As an example of the intricate scheming with the grants, one can remember the latest act of good will from Japan. In March, the government of the land of the rising sun gave Georgia 12 million dollars (1,2 mln yen) as a grant. This money was to be spent by Ministry of Agriculture on harvesters, mowing machines and other machinery. However, despite the fact that the Georgian government received the money "for free", it decided to... sale the acquired agricultural machinery.

Naturally, it was to be sold to the Georgian people at a "reduced" price. Well, money for nothing is, of course, a profitable business. According to Business Georgia, the first batch of machinery will be put on sale on July, 20. It will be Crown Agents, an English company, which is going to benefit from this transaction as well; this company has been authorized by the Georgian government to hold tenders and purchase machinery.

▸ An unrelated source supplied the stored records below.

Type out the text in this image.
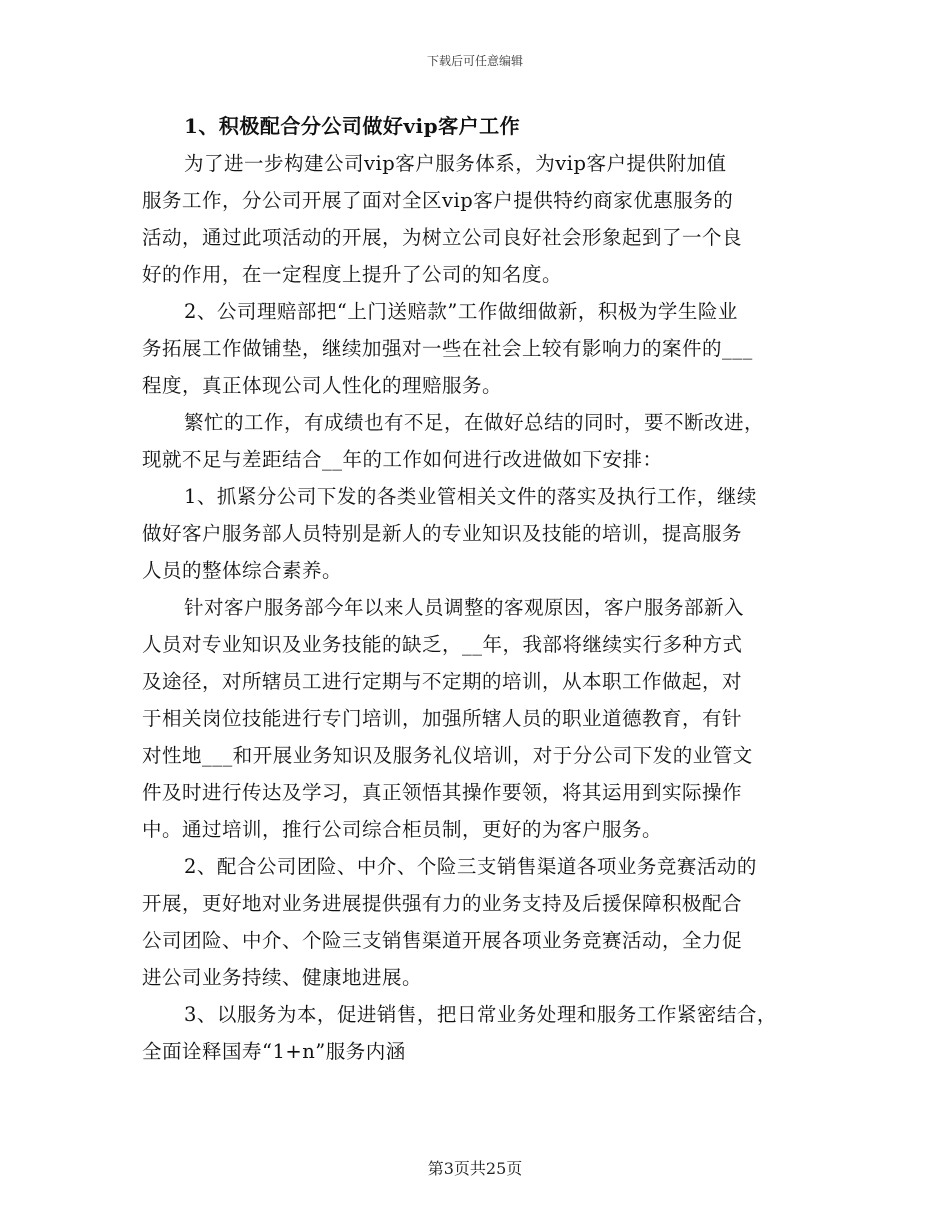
下载后可任意编辑
1、积极配合分公司做好vip客户工作
为了进一步构建公司vip客户服务体系，为vip客户提供附加值
服务工作，分公司开展了面对全区vip客户提供特约商家优惠服务的
活动，通过此项活动的开展，为树立公司良好社会形象起到了一个良
好的作用，在一定程度上提升了公司的知名度。
2、公司理赔部把“上门送赔款”工作做细做新，积极为学生险业
务拓展工作做铺垫，继续加强对一些在社会上较有影响力的案件的___
程度，真正体现公司人性化的理赔服务。
繁忙的工作，有成绩也有不足，在做好总结的同时，要不断改进，
现就不足与差距结合__年的工作如何进行改进做如下安排：
1、抓紧分公司下发的各类业管相关文件的落实及执行工作，继续
做好客户服务部人员特别是新人的专业知识及技能的培训，提高服务
人员的整体综合素养。
针对客户服务部今年以来人员调整的客观原因，客户服务部新入
人员对专业知识及业务技能的缺乏，__年，我部将继续实行多种方式
及途径，对所辖员工进行定期与不定期的培训，从本职工作做起，对
于相关岗位技能进行专门培训，加强所辖人员的职业道德教育，有针
对性地___和开展业务知识及服务礼仪培训，对于分公司下发的业管文
件及时进行传达及学习，真正领悟其操作要领，将其运用到实际操作
中。通过培训，推行公司综合柜员制，更好的为客户服务。
2、配合公司团险、中介、个险三支销售渠道各项业务竞赛活动的
开展，更好地对业务进展提供强有力的业务支持及后援保障积极配合
公司团险、中介、个险三支销售渠道开展各项业务竞赛活动，全力促
进公司业务持续、健康地进展。
3、以服务为本，促进销售，把日常业务处理和服务工作紧密结合，
全面诠释国寿“1+n”服务内涵
第3页共25页
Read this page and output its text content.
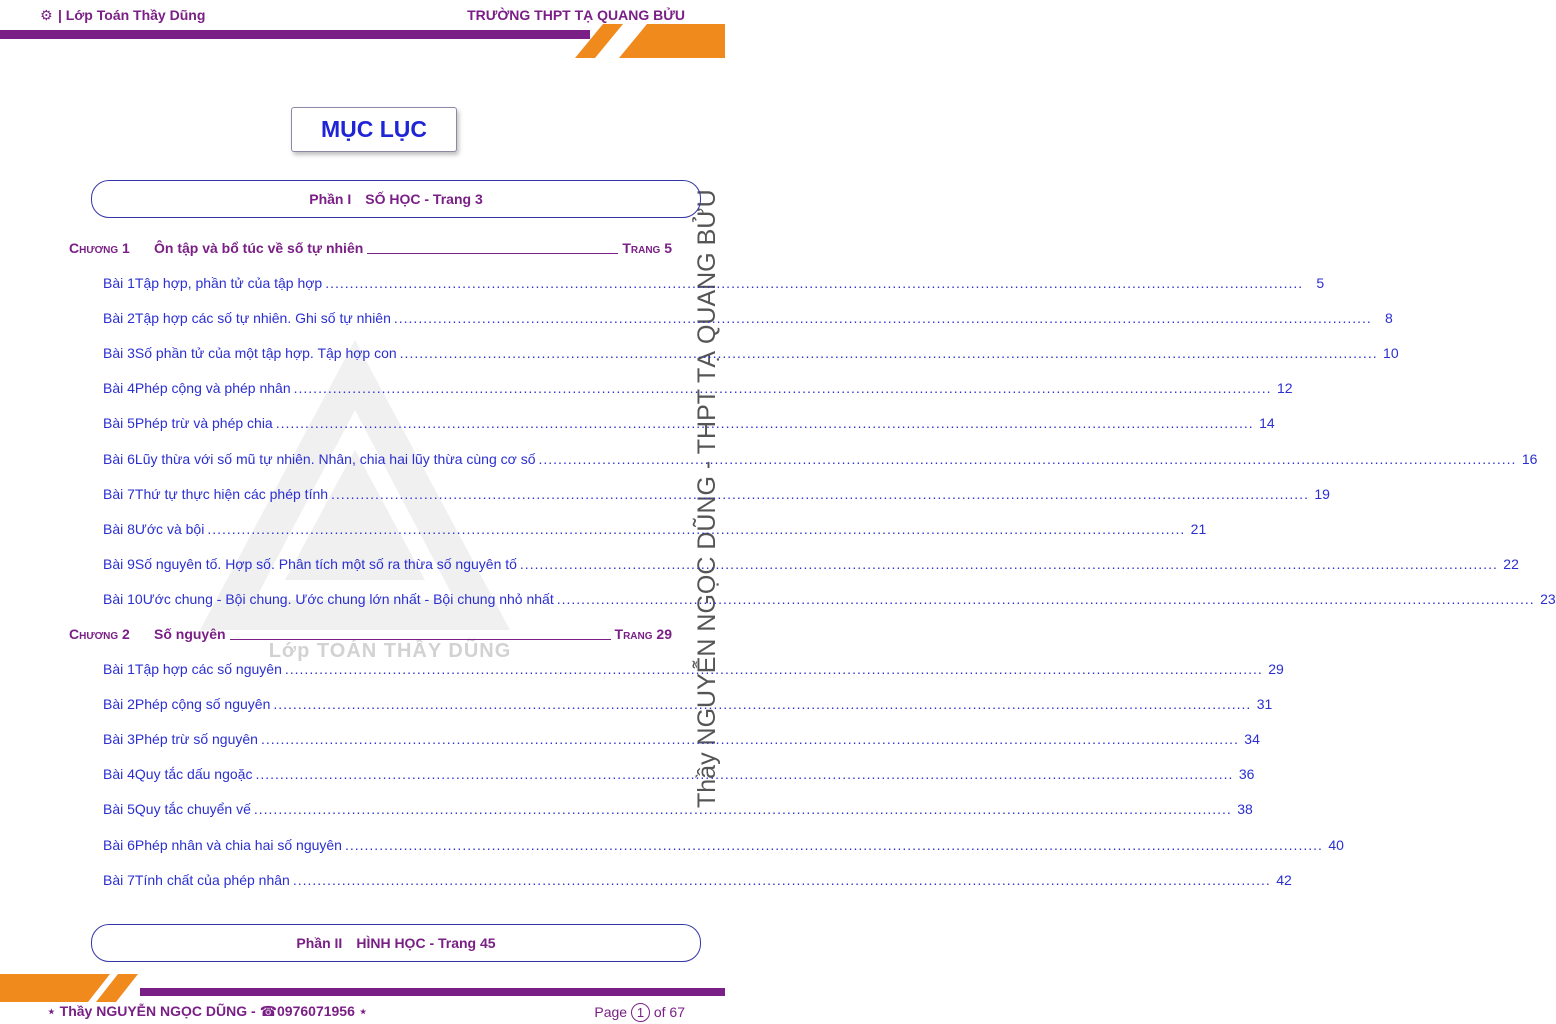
⚙ | Lớp Toán Thầy Dũng	TRƯỜNG THPT TẠ QUANG BỬU
Lớp TOÁN THẦY DŨNG	Thầy NGUYỄN NGỌC DŨNG - THPT TẠ QUANG BỬU
MỤC LỤC
Phần I SỐ HỌC - Trang 3
Chương 1	Ôn tập và bổ túc về số tự nhiên	Trang 5
Bài 1 Tập hợp, phần tử của tập hợp ........................................................................................................................................................................................................ 5
Bài 2 Tập hợp các số tự nhiên. Ghi số tự nhiên ........................................................................................................................................................................................................ 8
Bài 3 Số phần tử của một tập hợp. Tập hợp con ........................................................................................................................................................................................................ 10
Bài 4 Phép cộng và phép nhân ........................................................................................................................................................................................................ 12
Bài 5 Phép trừ và phép chia ........................................................................................................................................................................................................ 14
Bài 6 Lũy thừa với số mũ tự nhiên. Nhân, chia hai lũy thừa cùng cơ số ........................................................................................................................................................................................................ 16
Bài 7 Thứ tự thực hiện các phép tính ........................................................................................................................................................................................................ 19
Bài 8 Ước và bội ........................................................................................................................................................................................................ 21
Bài 9 Số nguyên tố. Hợp số. Phân tích một số ra thừa số nguyên tố ........................................................................................................................................................................................................ 22
Bài 10 Ước chung - Bội chung. Ước chung lớn nhất - Bội chung nhỏ nhất ........................................................................................................................................................................................................ 23
Chương 2	Số nguyên	Trang 29
Bài 1 Tập hợp các số nguyên ........................................................................................................................................................................................................ 29
Bài 2 Phép cộng số nguyên ........................................................................................................................................................................................................ 31
Bài 3 Phép trừ số nguyên ........................................................................................................................................................................................................ 34
Bài 4 Quy tắc dấu ngoặc ........................................................................................................................................................................................................ 36
Bài 5 Quy tắc chuyển vế ........................................................................................................................................................................................................ 38
Bài 6 Phép nhân và chia hai số nguyên ........................................................................................................................................................................................................ 40
Bài 7 Tính chất của phép nhân ........................................................................................................................................................................................................ 42
Phần II HÌNH HỌC - Trang 45
⋆ Thầy NGUYỄN NGỌC DŨNG - ☎0976071956 ⋆	Page 1 of 67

No wonder the issue of spending international grants and credits emerged in the oppositional critics. These days, the International Monetary Fund (IMF) mission is studying the economical situation in the country in order to make a decision as to the next tranche. The Georgian government is going to use it to fulfill its budgetary obligations. Budgetary aid is the Fund's new product. So far, IMF has been assisting the country only in reserves replenishment. However, it would be too early to treat the bankers' generosity as a benefit for Georgia. Firstly, the government gets used to squander money if it is flowing in like pennies from heaven. Secondly, one would inevitably have to return the debts with interest.

Meanwhile, WB has pleased the Georgian government by having approved the extension of a 85-million-dollar credit for the programs aimed at anti-crisis fiscal boosting and providing aid to disadvantaged groups of people.